Sweet Sherry Baby Bella Burger
Ingredients:

Gruyere cheese oozing goodness!
- 1 pound ground beef
- 2 teaspoons garlic salt
- 2 tablespoons Worcestershire sauce
- 1 teaspoon soy sauce
- 3 cup sliced Sweet onions
- 2 tablespoons salted butter
- 1/2 pound baby portabella mushrooms
- 1/4 cup Cream Sherry (sweet)
- 4-slices Gruyere cheese
- 4 hamburger buns (I used onion rolls)
- Ketchup to taste
Directions:
- Mix ground meat, with garlic salt gently not to over work the meat.
- Shape the meat into 4 large 1/4 pound burgers and refrigerate.
- Place onion slices in a microwave safe dish with 1-tablespoon butter and microwave onion slices for three 3-minute intervals (total of 9-minutes), stirring them in between each 3-minute interval.
- When onions are done cooking, remove from microwave and set aside.
- Clean mushrooms and slice them up. (I do this step while onions are cooking).
- Add 1-tablespoon butter to non-stick skillet and melt.
- Add mushrooms to skillet and cook them on medium high heat stirring occasionally to brown all sides for about 10-15-minutes.
- Add cream sherry, soy sauce and Worcestershire sauce and raise the heat to medium high to reduce the liquid, stirring frequently. (For me this took about 5-minutes).
- Turn heat off.
- Normally I would grill the burgers on my gas grill, however, lately we have been hit with numerous rain drenched days, so I broiled them in the oven.
- Pre-Heat oven to broil (550° F).
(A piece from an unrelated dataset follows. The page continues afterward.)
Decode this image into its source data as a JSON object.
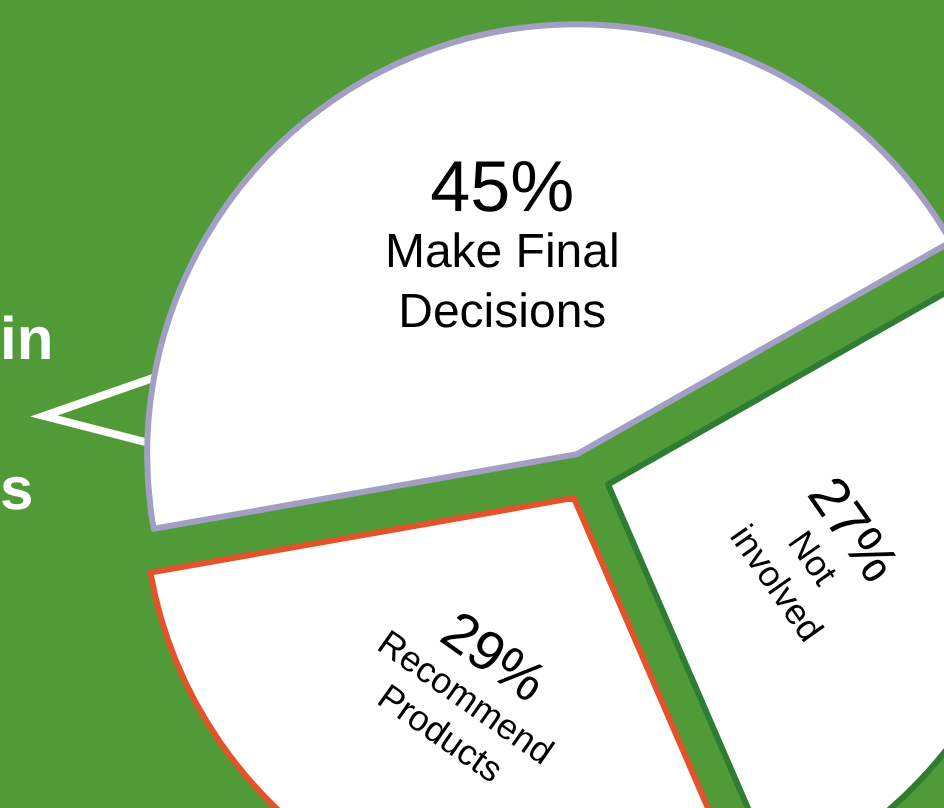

I have a gas oven with the broiler on top, which allows me to place an oven rack on the level just under the top rack.
- I place the burgers on a rack on top of a foil lined broiler pan.
- We like our burgers medium rare. (However the FDA recommends cooking ground meat to at least 160° F to kill bacteria and other food born illnesses).
- For medium rare (145° F) broil burgers for 4-minutes one side, flip over and broil for another 3-minutes, remove them and add Gruyere cheese.
- Broil additional minute to melt cheese.
- Divide mushrooms, reduced Sherry liquid and Onions into 4-piles.
- While burgers are broiling, warm up mushrooms and onions.
- Place burger on roll with cheese side facing up, then add mushrooms and onions.
- We also had ours with ketchup.
Preparation Time: 30 minutes; Total Cooking Time: Approximately 30 minutes;
Serves 4-quarter pound burgers (or 6 smaller burgers, cooked for less time for medium rare).